José Aparecido da Silva* 

 

Entende-se por consenso uma concordância de ideias, opiniões, atitudes, sentimentos ou impressões que geram um quadro de acordo, anuência e consentimento entre indivíduos, evitando-se qualquer tipo de rejeição em relação a um determinado assunto. Nessa regência de comportamentos, em que o consenso pode ser entendido como fator de agregação, explica-se sua importância para a existência, e manutenção, do equilíbrio social no que se refere aos objetivos de um sistema, a distribuição de funções, a atribuição de premiações, a agregação de equipes por capacidades, entre outros. Historicamente, a expressão consenso universal, ou, em latim, consensus gentium, significando “acordo do povo”, é um antigo critério de validação da verdade que expressa um acordo de todos os homens quanto a uma ideia ou a uma opinião, que chegam a ser aceitas como verdadeiras só pelo simples fato de ser defendida por todos. Por se tratar de opinião, ou posição, maioritária de um grupo ou de uma comunidade, pode ser utilizado no sentido de identidade partilhada pelos membros desta, o que lhe permite estabelecer a ordem, de forma implícita e explícita. Uma vez vinculado a um indivíduo pensante, e a sua forma pessoal e particular de emitir julgamentos, o consenso é dito subjetivo, pertencendo ao domínio da consciência humana, baseado na interpretação individual do indivíduo. Mensurar consenso subjetivo, portanto, consistem em comparar conjuntos de opiniões, de ideias, de sentimentos ou de impressões, atentando-se para aquele que melhor atende atribuições de valor e de desempenho em determinado contexto social.

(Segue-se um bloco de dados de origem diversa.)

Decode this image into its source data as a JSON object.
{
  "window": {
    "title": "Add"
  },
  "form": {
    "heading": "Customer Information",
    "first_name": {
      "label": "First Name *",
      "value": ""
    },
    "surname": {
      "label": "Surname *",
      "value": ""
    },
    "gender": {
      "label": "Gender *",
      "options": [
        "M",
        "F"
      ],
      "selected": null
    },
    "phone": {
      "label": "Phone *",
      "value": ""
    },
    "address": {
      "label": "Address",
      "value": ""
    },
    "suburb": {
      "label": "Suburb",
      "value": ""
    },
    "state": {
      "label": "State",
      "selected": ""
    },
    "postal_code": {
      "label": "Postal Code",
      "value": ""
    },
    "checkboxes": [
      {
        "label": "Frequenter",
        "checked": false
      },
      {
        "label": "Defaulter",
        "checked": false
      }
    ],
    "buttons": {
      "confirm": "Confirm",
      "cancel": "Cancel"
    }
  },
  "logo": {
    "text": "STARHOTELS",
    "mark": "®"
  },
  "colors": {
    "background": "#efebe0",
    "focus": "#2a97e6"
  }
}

A Psicofísica Social-Cognitiva pode ser entendida como uma área de conhecimento que estuda a relação entre a experiência sensorial num determinado ambiente e os estímulos físicos que a condicionam, voltada à compreensão e explicação sobre como as pessoas se percebem a si próprias e aos outros, e como é que essas percepções permitem explicar, prever e orientar o comportamento social, tais como, a empatia, a cooperação e a confiança, por exemplo. Interessada em como as pessoas processam, armazenam e aplicam informações sobre outras pessoas e situações sociais, a Psicofísica Social-Cognitiva concentra-se no papel que os processos cognitivos desempenham nos julgamentos e nas percepções sociais decorrentes das contínuas interações sociais.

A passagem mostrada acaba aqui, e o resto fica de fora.